Нажимаю звонок и жду. Еще раз. Вот, пожалуйста, совсем непредвиденное обстоятельство: в доме просто никого нет. А как же я? Появится ли у меня когда-нибудь желание во что бы то ни стало отыскать мою подружку? Вряд ли! Нельзя же снова раскрыть книгу своего детства и вот так, нежданно-негаданно найти записку Амиламии! Должно быть, я опять окунусь в свои дела и забуду об этом мимолетном происшествии, которое никогда бы не стало для меня таким значительным, если бы не его полная неожиданность.

Звоню. Прикладываю ухо к двери и... застываю от удивления: за дверью явно слышится чье-то хриплое, прерывистое дыхание, судорожный вздох, и за ним, сквозь щели в рассохшихся досках, тянется едкий запах лежалого табака.

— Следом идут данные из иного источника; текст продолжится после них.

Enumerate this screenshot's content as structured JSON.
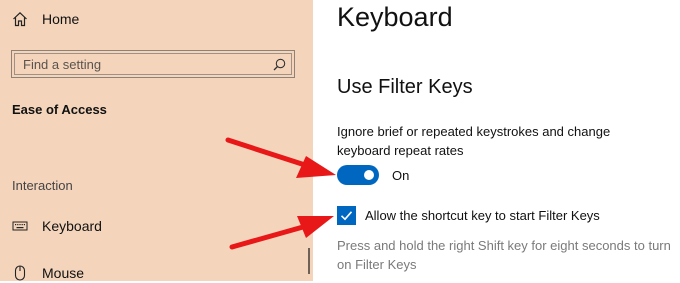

— Добрый день. Не сочтите за труд сказать мне...

Услышав мой голос, человек отходит от двери тяжелыми, неверными шагами. Я еще раз нажимаю кнопку звонка и уже кричу:

— Да кто там? Откройте. В чем дело? Вы что, не слышите?

Никакого ответа. Снова жму что есть силы на кнопку звонка, новсе впустую. Тогда я отхожу от двери, выискивая взглядом самые крохотные щели, словно расстояние что-то мне объяснит или поможет проникнуть внутрь. Впившись глазами в эту закрытую, заколдованную дверь, я отступаю все дальше и дальше и незаметно для себя оказываюсь на мостовой. Резкий испуганный крик вовремя приходит мне на выручку, а вслед за ним раздается долгий беспощадный звук гудка. Совершенно оторопевший, я все же пытаюсь отыскать глазами того, чей голос только что спас меня от верной смерти, но вижу лишь быстро удаляющийся автомобиль, и вот тогда почему-то обнимаю фонарный столб, и делаю это не столько со страху, сколько в поисках точки опоры, — я чувствую в этот миг, как оледеневшая в жилах кровь ударяет о горячую, вспотевшую кожу.

Да, вот он, дом, который был, который должен был быть домом Амиламии. А за балюстрадой, как я уже знал, колышется выстиранное белье. Какая разница, что там висит — рубашки, пижамы, блузы? И вдруг я вижу тот самый передник в синюю клетку, тугой на ветру, приколотый защепками к длинной покачивающейся веревке, которая протянута от железной балки к большому крюку на белой стене.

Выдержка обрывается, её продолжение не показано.